Carta do Padre Fábio de Mello
CELIBATO
Ando pensando no valor de ser só. Talvez
seja por causa da grande polêmica que
envolveu a vida celibatária nos últimos
dias. Interessante como as pessoas ficam
querendo arrumar esposas para os
padres.
A graça de ser só
.
Lutam, mesmo que não as tenhamos
convocado para tal, para que recebamos o
direito de nos casar e constituir família.
Já presenciei discursos inflamados de
pessoas que acham um absurdo o fato de
padre não poder casar.
Eu também fico indignado, mas de outro modo. Fico
indignado quando a sociedade interpreta a vida
celibatária como mera restrição da vida sexual.
Fico indignado quando vejo as pessoas
se perderem em argumentos rasos,
limitando uma questão tão complexa ao
contexto do “pode ou não pode”.
A sexualidade é apenas um detalhe da
questão. Castidade é muito mais. Castidade
é um elemento que favorece a solidão
frutuosa, pois nos coloca diante da
possibilidade de fazer da vida uma
experiência de doação plena. Digo por mim.

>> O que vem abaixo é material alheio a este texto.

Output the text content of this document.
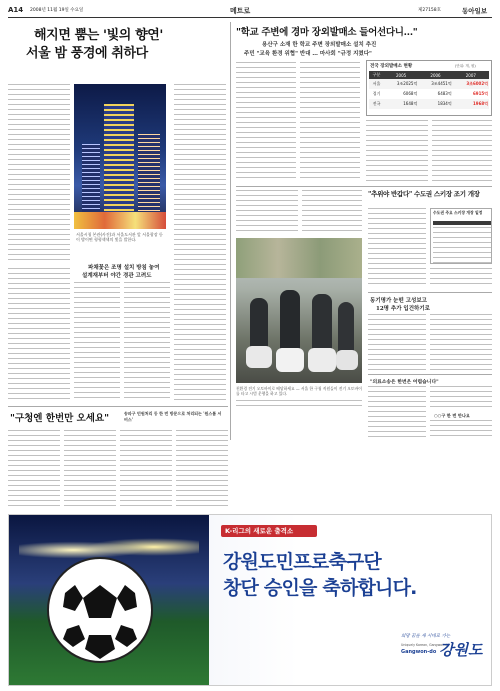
A14 2008년 11월 19일 수요일	메트로	제27158호	동아일보
해지면 뿜는 '빛의 향연'
서울 밤 풍경에 취하다
서울시청 본관(사진)과 서울도서관 앞 서울광장 등이 밤이면 형형색색의 빛을 발한다.
파채꽃은 조명 설치 방침 놓여
설계재부터 야간 경관 고려도
"구청엔 한번만 오세요"	송파구 민원처리 등 한 번 방문으로 처리되는 '원스톱 서비스'
"학교 주변에 경마 장외발매소 들어선다니…"
용산구 소재 한 학교 주변 장외발매소 설치 추진
주민 "교육 환경 위협" 반대 … 마사회 "규정 지켰다"
전국 장외발매소 현황	(단위: 개, 원)
구분	2005	2006	2007
서울	3조2025억	3조4451억	3조6002억
경기	6068억	6483억	6915억
전국	1648억	1834억	1968억
친환경 전기 오토바이로 배달하세요 — 서울 한 구청 직원들이 전기 오토바이를 타고 시범 운행을 하고 있다.
"추위야 반갑다" 수도권 스키장 조기 개장
수도권 주요 스키장 개장 일정
동기명가 눈떤 고성보고
12명 추가 입건하기로
"의료소송은 한번은 어렵습니다"
○○구 한 번 만나요
K-리그의 새로운 출격소
강원도민프로축구단
창단 승인을 축하합니다.
희망 꿈을 새 시대로 가는
Uniquely Korean, Gangwon-do
Gangwon-do 강원도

Eu não poderia ser um homem casado e
levar a vida que levo. Não poderia privar os
meus filhos de minha presença para fazer as
escolhas que faço.
O fato de não me casar não me priva do
amor.
Eu o descubro de outros modos. Tenho
diante de mim a possibilidade de ser dos
que precisam de minha presença. Na
palavra que digo, na música que canto e no
gesto que realizo, o todo de minha
condição humana está colocado. É o que
tento viver. É o que acredito ser o
certo.
Nunca encarei o celibato como restrição. Esta opção de
vida não me foi imposta. Ninguém me obrigou ser padre,
e quando escolhi o ser, ninguém me enganou.
Eu assumi livremente todas as possibilidades do meu
ministério, mas também todos os limites.
Não há escolhas humanas que só nos trarão
possibilidades.
Tudo é tecido a partir dos avessos e dos direitos.
É questão de maturidade.
Eu não sou um homem solitário, apenas escolhi ser só.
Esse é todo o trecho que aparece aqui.